What you won’t like
Playing alone
While diving into battles by yourself is a great way to earn ISK and skill points when your corporation isn’t scheduled to fight, doing so can feel a little hollow, especially if you’re not communicating with anyone. I felt disconnected from the political story lines when playing this way, and the sparse music and dull sound effects certainly don’t help. Since battles can last up to 20 minutes, I ended up playing podcasts in the background just to have something to listen to while I ran across the huge maps on foot.
I’d see some moments of brilliance — a random teammate driving over an enemy who was about to kill me or the few times I flanked enemy tanks and destroyed them with anti-vehicle grenades — but most of the time, it’s not very exciting. Dust 514 isn’t the type of shooter that you play for instant gratification. Getting more ISK and skill points is a painfully slow process, and you have to think more long-term when it comes to saving them for better fittings. Fighting battles just for the sake of earning more points isn’t very fun at all.
Managing the menus
Anyone familiar with Eve will feel right at home with Dust 514’s extensive amount of menu screens. If you’re not, it’s easy to feel lost. You’ll spend a good chunk of your time looking at your character, the Marketplace, chat rooms, and the skill books screen. Accessibility isn’t the problem.

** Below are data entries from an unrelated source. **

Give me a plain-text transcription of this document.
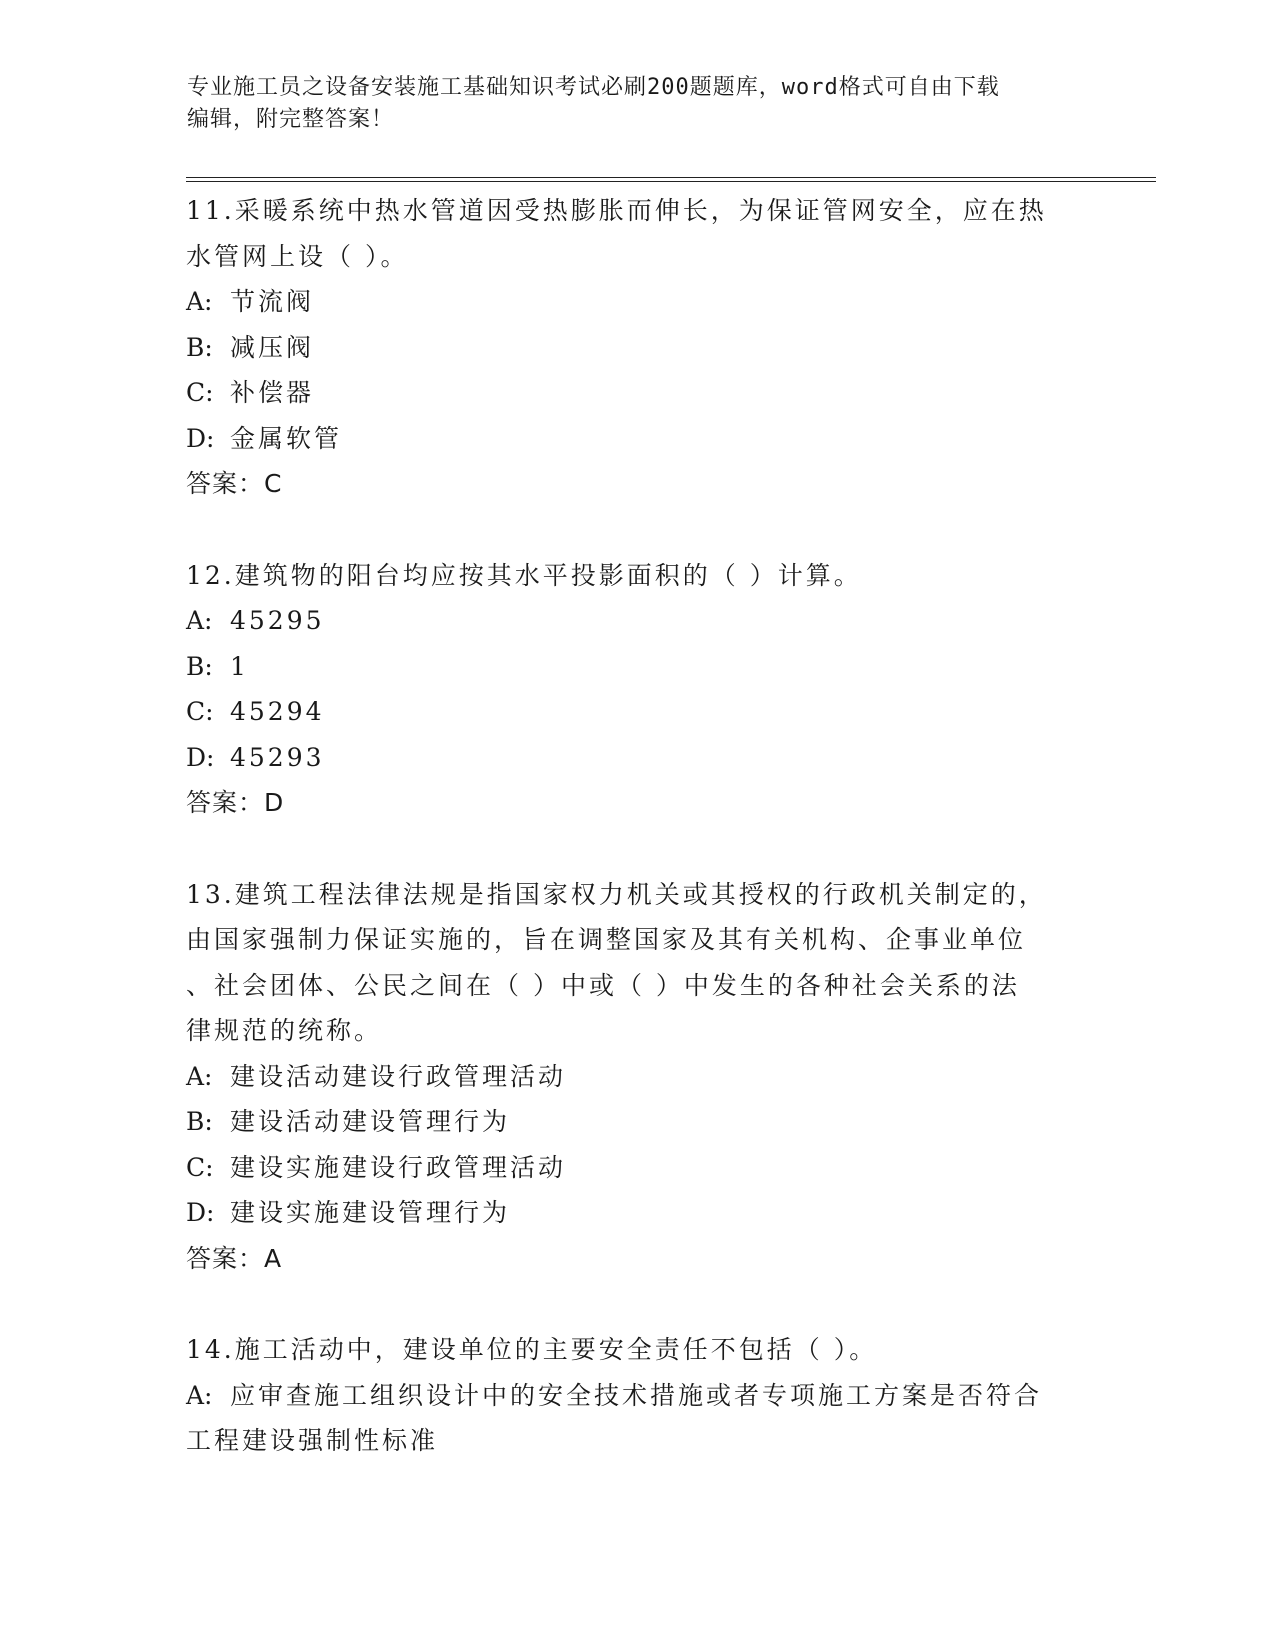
专业施工员之设备安装施工基础知识考试必刷200题题库，word格式可自由下载
编辑，附完整答案！
11.采暖系统中热水管道因受热膨胀而伸长，为保证管网安全，应在热
水管网上设（ ）。
A: 节流阀
B: 减压阀
C: 补偿器
D: 金属软管
答案：C
12.建筑物的阳台均应按其水平投影面积的（ ）计算。
A: 45295
B: 1
C: 45294
D: 45293
答案：D
13.建筑工程法律法规是指国家权力机关或其授权的行政机关制定的，
由国家强制力保证实施的，旨在调整国家及其有关机构、企事业单位
、社会团体、公民之间在（ ）中或（ ）中发生的各种社会关系的法
律规范的统称。
A: 建设活动建设行政管理活动
B: 建设活动建设管理行为
C: 建设实施建设行政管理活动
D: 建设实施建设管理行为
答案：A
14.施工活动中，建设单位的主要安全责任不包括（ ）。
A: 应审查施工组织设计中的安全技术措施或者专项施工方案是否符合
工程建设强制性标准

You can bring up the menus at any time via the start and select buttons on your controller. The problem is that you have so many to go through in the first place. But it doesn’t start this way.
You’re given unlimited “Militia” fittings filled with basic equipment to familiarize yourself with the gameplay, so you can just head over to the Battle Finder and hop into a match right away. But as you purchase new suits and items to create custom fittings — mandatory if you want to keep up with advanced players — the difficulty in tracking them multiplies.
Here’s my typical process of restocking equipment for a particular fitting: I go to the fitting menu, scroll down to the one I’m looking for, find which of the items I need to buy more of, bring up the Marketplace, restock that item, and go back to my fitting to see if I have to replenish anything else. You can restock entire fittings at once to avoid some of that micromanagement (I like to change my items a lot, so I didn’t do this), but the barriers you must overcome before jumping into battle are still there.
Dust 514 does a poor job of explaining the Dust-Eve connection
Unless you dive deep into CCP Games’ forums and developer blogs, it’s difficult to see evidence of the company’s greatest technical accomplishment with Dust 514: merging the shooter with the same server as Eve Online. The best representation of this is the Orbital Bombardment, a special attack from an Eve player who locks on to the battlefield from virtual space. But as far as I could tell, I never came across a battle with an actual Eve ship stationed above. The bombardments I saw came from the A.I.-controlled Warbarge, which sends down a similar but weaker strike.
Dust 514 also has a color-coded overview of the contested planets and the districts neatly laid out in a star map [see below], but the in-game tutorial doesn’t tell you what those percentages mean in the larger context of Eve Online, where ships and factions fight for the star systems that these planets are a part of. I have a feeling that most Dust 514 players will simply ignore these connections because the game does a poor job of explaining what they mean.
If it weren’t for OSG answering a ton of my questions, I would’ve done the same.
Conclusion
After playing Dust 514 for 27 hours, I feel like I haven’t made a dent. I spent most of it jumping into battles alone just so I could collect more money and skill points, which is Dust’s equivalent of fighting random battles over and over in RPGs for experience. It’s only when I fought with a corporation that I truly feel like a part of the Dust 514 narrative. I fear that many players may never even get that far due to how overwhelming the menu-heavy interface can seem.
I’m still planning to keep an eye on Dust 514, though. It’s more accessible than Eve Online’s brutal learning curve, and the real-world stories that the MMO generates are also present — and thriving — on the PlayStation 3. If Eve is anything to go by, Dust 514 can only get better with age as CCP updates it with new content.
Score: 72/100
Dust 514 is out now for free on PlayStation 3. The publisher provided GamesBeat with the Veteran Pack add-on for the purpose of this review.